What struck me about both of these friends writing to me is that I really never realized that photographs are something which can in some ways bind us together as people. Every individual looks at a photograph differently, which is part of the beauty of imagery. It is a conspiracy between three elements, the photographer, the subject and the viewer. Because I have made a conscious choice to NOT provide a method for my viewers to leave me comments, I seldom get feedback on my work through the internet. What I wanted to prevent were the ‘nice picture,’ ‘I hate this shot’ sort of feedback. So instead my site is about my work and putting it ‘out there’ for others to view.
What has struck me is having some friends who have written about my hiatus. A woman a world away, in a land where email and the internet are scarce took the time and effort to go to this blog and write to me about her concern that I was not posting. A friend in Kansas who checks my blog daily also expressed his disappointment that I no longer post. And finally my friend Bernie from the UK who just purchased a digital SLR and wrote to me to tell me that I must have become frightened of the ‘competition’ he poses as a photographer and so deduced I must have decided to quit shooting because he was now ‘on the photo scene.’

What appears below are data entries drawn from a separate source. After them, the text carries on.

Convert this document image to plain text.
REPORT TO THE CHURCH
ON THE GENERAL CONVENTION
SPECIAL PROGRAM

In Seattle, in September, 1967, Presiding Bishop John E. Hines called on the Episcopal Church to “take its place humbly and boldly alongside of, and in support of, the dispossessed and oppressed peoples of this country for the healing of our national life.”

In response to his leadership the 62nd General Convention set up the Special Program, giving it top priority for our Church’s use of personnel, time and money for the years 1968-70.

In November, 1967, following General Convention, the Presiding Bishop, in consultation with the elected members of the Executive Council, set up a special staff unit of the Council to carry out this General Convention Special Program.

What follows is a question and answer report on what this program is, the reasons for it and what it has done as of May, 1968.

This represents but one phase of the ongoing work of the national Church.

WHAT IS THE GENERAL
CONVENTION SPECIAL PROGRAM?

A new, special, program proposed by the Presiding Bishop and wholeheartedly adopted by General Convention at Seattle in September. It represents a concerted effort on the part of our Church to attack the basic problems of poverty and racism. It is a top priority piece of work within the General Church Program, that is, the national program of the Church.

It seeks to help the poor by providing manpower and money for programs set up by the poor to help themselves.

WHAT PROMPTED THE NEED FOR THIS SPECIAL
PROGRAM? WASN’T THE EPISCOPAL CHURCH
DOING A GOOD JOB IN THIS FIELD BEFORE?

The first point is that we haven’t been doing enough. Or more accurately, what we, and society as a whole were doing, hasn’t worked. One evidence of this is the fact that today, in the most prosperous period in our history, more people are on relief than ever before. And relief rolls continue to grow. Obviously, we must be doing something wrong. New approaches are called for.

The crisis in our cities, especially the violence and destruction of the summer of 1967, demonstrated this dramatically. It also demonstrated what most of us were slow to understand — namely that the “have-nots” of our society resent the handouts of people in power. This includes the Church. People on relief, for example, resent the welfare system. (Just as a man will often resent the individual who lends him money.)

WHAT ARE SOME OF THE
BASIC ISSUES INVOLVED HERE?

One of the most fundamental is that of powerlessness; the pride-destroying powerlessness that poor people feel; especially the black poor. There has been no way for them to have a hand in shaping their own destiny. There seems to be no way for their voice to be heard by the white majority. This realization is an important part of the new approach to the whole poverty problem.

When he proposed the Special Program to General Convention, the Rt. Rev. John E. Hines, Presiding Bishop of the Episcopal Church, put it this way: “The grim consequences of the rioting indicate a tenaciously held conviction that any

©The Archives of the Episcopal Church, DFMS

Perhaps it is just because I needed some attention. Perhaps it is because I needed to know that my own work means something. Perhaps it is because I have been disappointed in my own contribution to the greater good of society. Perhaps it is because I wanted a bit of the daily recognition from Tracy that I hear her speak about other’s work. Or perhaps it is all of those feelings, petty, imagined or real. I am after all a human, part of the overall world we all know and sometimes ignore or ridicule as we watch reality shows or lament over the price of gasoline. What I can say for certain is this – without the support of friends, family and loved ones near or far away, I am simply a single soul, left to my own devices whether they be positive or negative. During times of inner turmoil, those closest to us remind us of where we have been and where we have yet to travel.
In the words of my favorite author, Phil Cousineau in The Art of Pilgrimage, “And so, the real treasure Zimmer reflects the treasure that brings our wretchedness and our ordeals to an end is never far away. We must never go looking for it in distant lands, for it lies buried in the most secret recesses of our own house; in other words, of our own being.”
Thank you my friends, for the kind of support for which I will never be able to repay, but will pass on to others.